Sunday, August 19, 2018

“The best things in life happen to you when you’re alone,” artist Agnes Martin reflected in her final years. “Oh comforting solitude, how favorable thou art to original thought!” wrote the founding father of neuroscience in his advice to young scientists. The poet Elizabeth Bishop believed that everyone should experience at least one prolonged period of solitude in life. For in true solitude, as Wendell Berry so memorably observed, “one’s inner voices become audible [and] in consequence, one responds more clearly to other lives” — an intuitive understanding of what psychologists have since found: that “fertile solitude” is the basic unit of a full and contented life.

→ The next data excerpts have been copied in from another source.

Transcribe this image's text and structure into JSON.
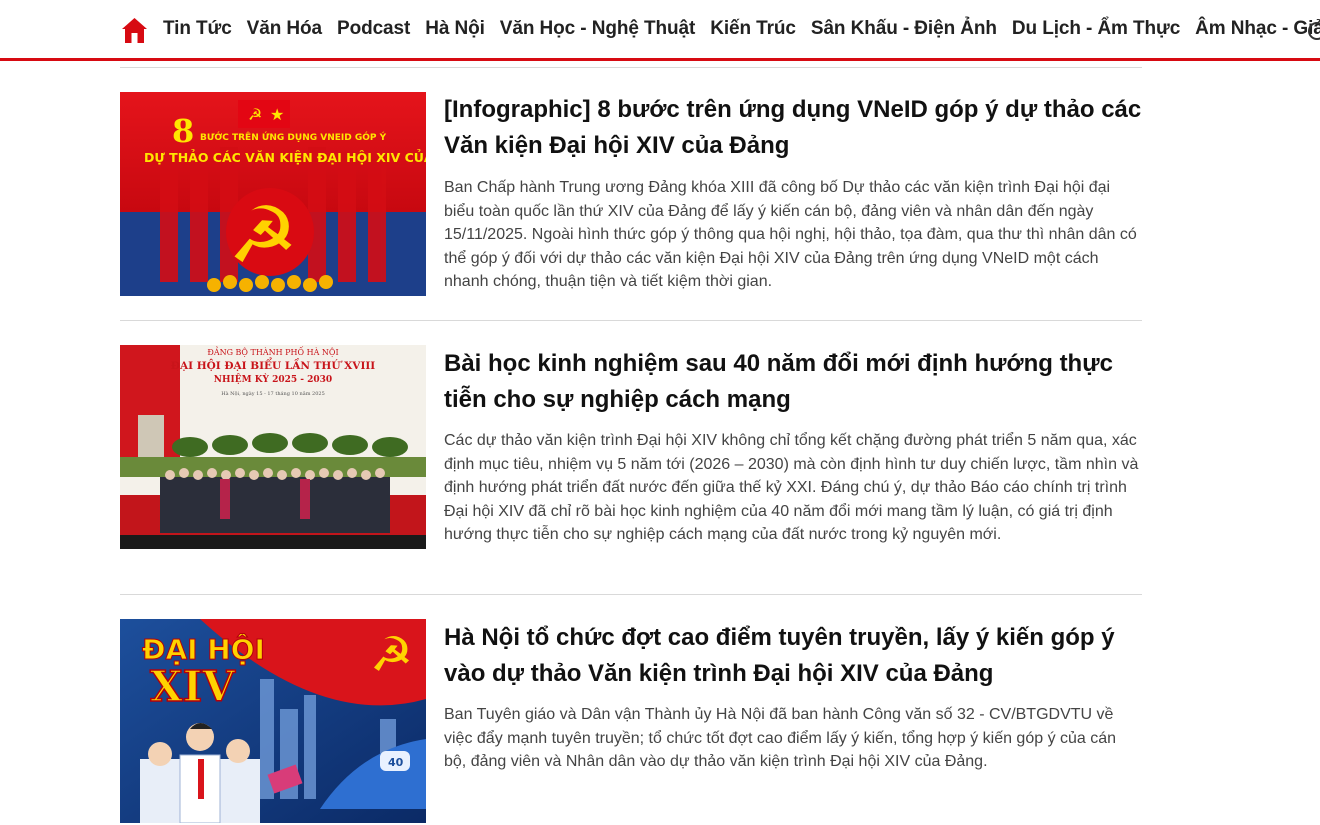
{
  "nav": {
    "items": [
      "Tin Tức",
      "Văn Hóa",
      "Podcast",
      "Hà Nội",
      "Văn Học - Nghệ Thuật",
      "Kiến Trúc",
      "Sân Khấu - Điện Ảnh",
      "Du Lịch - Ẩm Thực",
      "Âm Nhạc - Giải Trí"
    ],
    "home_icon": "home-icon",
    "accent_color": "#d70a12"
  },
  "articles": [
    {
      "title": "[Infographic] 8 bước trên ứng dụng VNeID góp ý dự thảo các Văn kiện Đại hội XIV của Đảng",
      "summary": "Ban Chấp hành Trung ương Đảng khóa XIII đã công bố Dự thảo các văn kiện trình Đại hội đại biểu toàn quốc lần thứ XIV của Đảng để lấy ý kiến cán bộ, đảng viên và nhân dân đến ngày 15/11/2025. Ngoài hình thức góp ý thông qua hội nghị, hội thảo, tọa đàm, qua thư thì nhân dân có thể góp ý đối với dự thảo các văn kiện Đại hội XIV của Đảng trên ứng dụng VNeID một cách nhanh chóng, thuận tiện và tiết kiệm thời gian.",
      "image": {
        "big_number": "8",
        "line1": "BƯỚC TRÊN ỨNG DỤNG VNEID GÓP Ý",
        "line2": "DỰ THẢO CÁC VĂN KIỆN ĐẠI HỘI XIV CỦA ĐẢNG"
      }
    },
    {
      "title": "Bài học kinh nghiệm sau 40 năm đổi mới định hướng thực tiễn cho sự nghiệp cách mạng",
      "summary": "Các dự thảo văn kiện trình Đại hội XIV không chỉ tổng kết chặng đường phát triển 5 năm qua, xác định mục tiêu, nhiệm vụ 5 năm tới (2026 – 2030) mà còn định hình tư duy chiến lược, tầm nhìn và định hướng phát triển đất nước đến giữa thế kỷ XXI. Đáng chú ý, dự thảo Báo cáo chính trị trình Đại hội XIV đã chỉ rõ bài học kinh nghiệm của 40 năm đổi mới mang tầm lý luận, có giá trị định hướng thực tiễn cho sự nghiệp cách mạng của đất nước trong kỷ nguyên mới.",
      "image": {
        "line1": "ĐẢNG BỘ THÀNH PHỐ HÀ NỘI",
        "line2": "ĐẠI HỘI ĐẠI BIỂU LẦN THỨ XVIII",
        "line3": "NHIỆM KỲ 2025 - 2030",
        "line4": "Hà Nội, ngày 15 - 17 tháng 10 năm 2025"
      }
    },
    {
      "title": "Hà Nội tổ chức đợt cao điểm tuyên truyền, lấy ý kiến góp ý vào dự thảo Văn kiện trình Đại hội XIV của Đảng",
      "summary": "Ban Tuyên giáo và Dân vận Thành ủy Hà Nội đã ban hành Công văn số 32 - CV/BTGDVTU về việc đẩy mạnh tuyên truyền; tổ chức tốt đợt cao điểm lấy ý kiến, tổng hợp ý kiến góp ý của cán bộ, đảng viên và Nhân dân vào dự thảo văn kiện trình Đại hội XIV của Đảng.",
      "image": {
        "line1": "ĐẠI HỘI",
        "line2": "XIV",
        "train_number": "40"
      }
    }
  ]
}
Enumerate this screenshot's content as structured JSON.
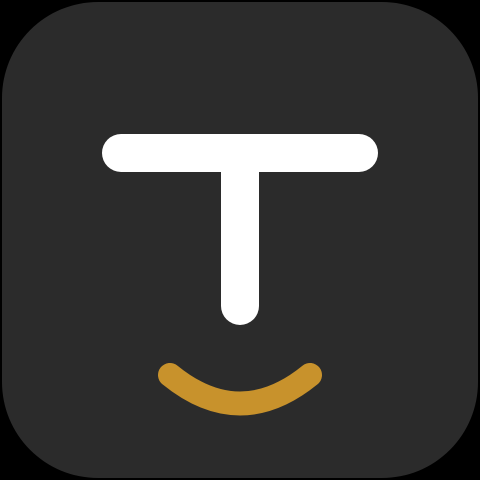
{
  "icon": {
    "name": "app-icon",
    "glyph": "t-letter-smile",
    "colors": {
      "page_background": "#000000",
      "tile_background": "#2b2b2b",
      "letter": "#ffffff",
      "smile": "#c8922c"
    }
  }
}
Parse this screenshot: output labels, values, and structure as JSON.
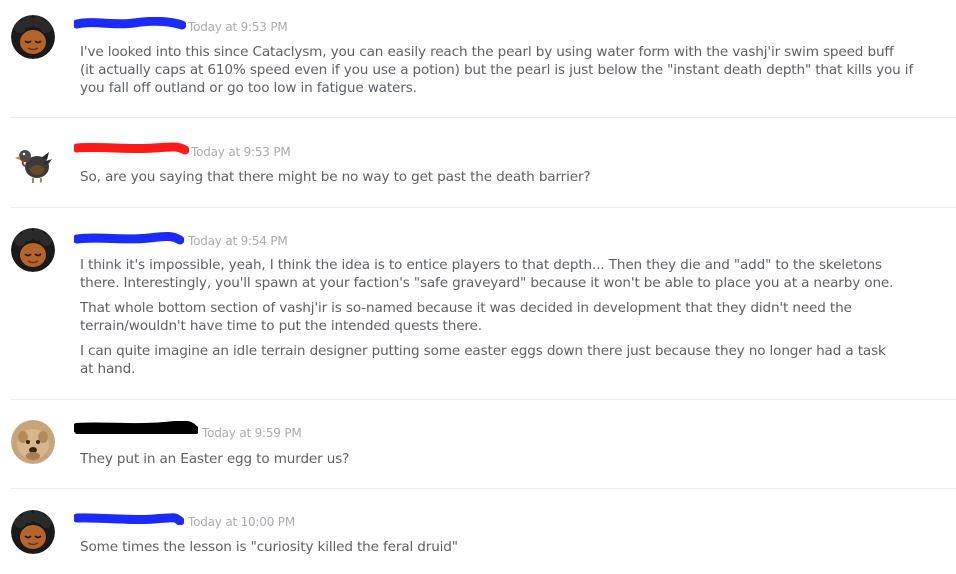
{
  "messages": [
    {
      "timestamp": "Today at 9:53 PM",
      "avatar": "curly-hair-avatar-icon",
      "lines": [
        "I've looked into this since Cataclysm, you can easily reach the pearl by using water form with the vashj'ir swim speed buff",
        "(it actually caps at 610% speed even if you use a potion) but the pearl is just below the \"instant death depth\" that kills you if",
        "you fall off outland or go too low in fatigue waters."
      ]
    },
    {
      "timestamp": "Today at 9:53 PM",
      "avatar": "turkey-avatar-icon",
      "lines": [
        "So, are you saying that there might be no way to get past the death barrier?"
      ]
    },
    {
      "timestamp": "Today at 9:54 PM",
      "avatar": "curly-hair-avatar-icon",
      "lines": [
        "I think it's impossible, yeah, I think the idea is to entice players to that depth... Then they  die and \"add\" to the skeletons",
        "there. Interestingly, you'll spawn at your faction's \"safe graveyard\" because it won't be able to place you at a nearby one.",
        "That whole bottom section of vashj'ir is so-named because it was decided in development that they didn't need the",
        "terrain/wouldn't have time to put the intended quests there.",
        "I can quite imagine an idle terrain designer putting some easter eggs down there just because they no longer had a task",
        "at hand."
      ]
    },
    {
      "timestamp": "Today at 9:59 PM",
      "avatar": "dog-photo-avatar-icon",
      "lines": [
        "They put in an Easter egg to murder us?"
      ]
    },
    {
      "timestamp": "Today at 10:00 PM",
      "avatar": "curly-hair-avatar-icon",
      "lines": [
        "Some times the lesson is \"curiosity killed the feral druid\""
      ]
    }
  ],
  "colors": {
    "redaction_blue": "#1b2bff",
    "redaction_red": "#ff1a1a",
    "redaction_black": "#000000",
    "timestamp": "#a8abaf",
    "message_text": "#5c6166",
    "divider": "#eceeef"
  }
}
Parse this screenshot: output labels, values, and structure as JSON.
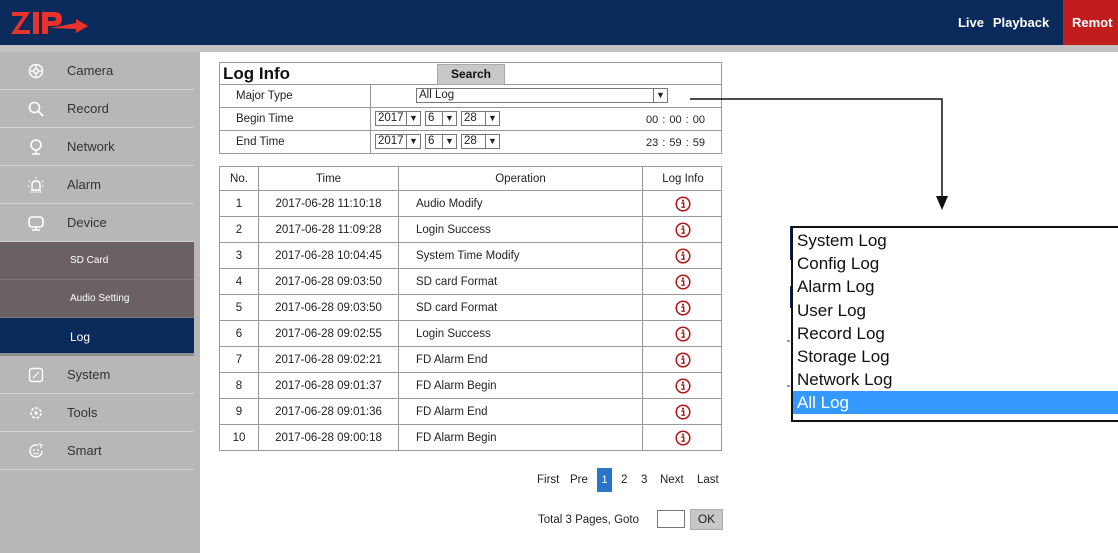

Alone one is never lonely: the spirit
              adventures, waking
In a quiet garden, in a cool house, abiding single there;
The spirit adventures in sleep, the sweet thirst-slaking
When only the moon’s reflection touches the wild hair.
There is no place more intimate than the spirit alone:
It finds a lovely certainty in the evening and the morning.
It is only where two have come together bone against bone
That those alonenesses take place, when, without warning
The sky opens over their heads to an infinite hole in space;
It is only turning at night to a lover that one learns
He is set apart like a star forever and that sleeping face
(For whom the heart has cried, for whom the frail hand burns)
Is swung out in the night alone, so luminous and still,
The waking spirit attends, the loving spirit gazes
Without communion, without touch, and comes to know at last
Out of a silence only and never when the body blazes
That love is present, that always burns alone, however steadfast.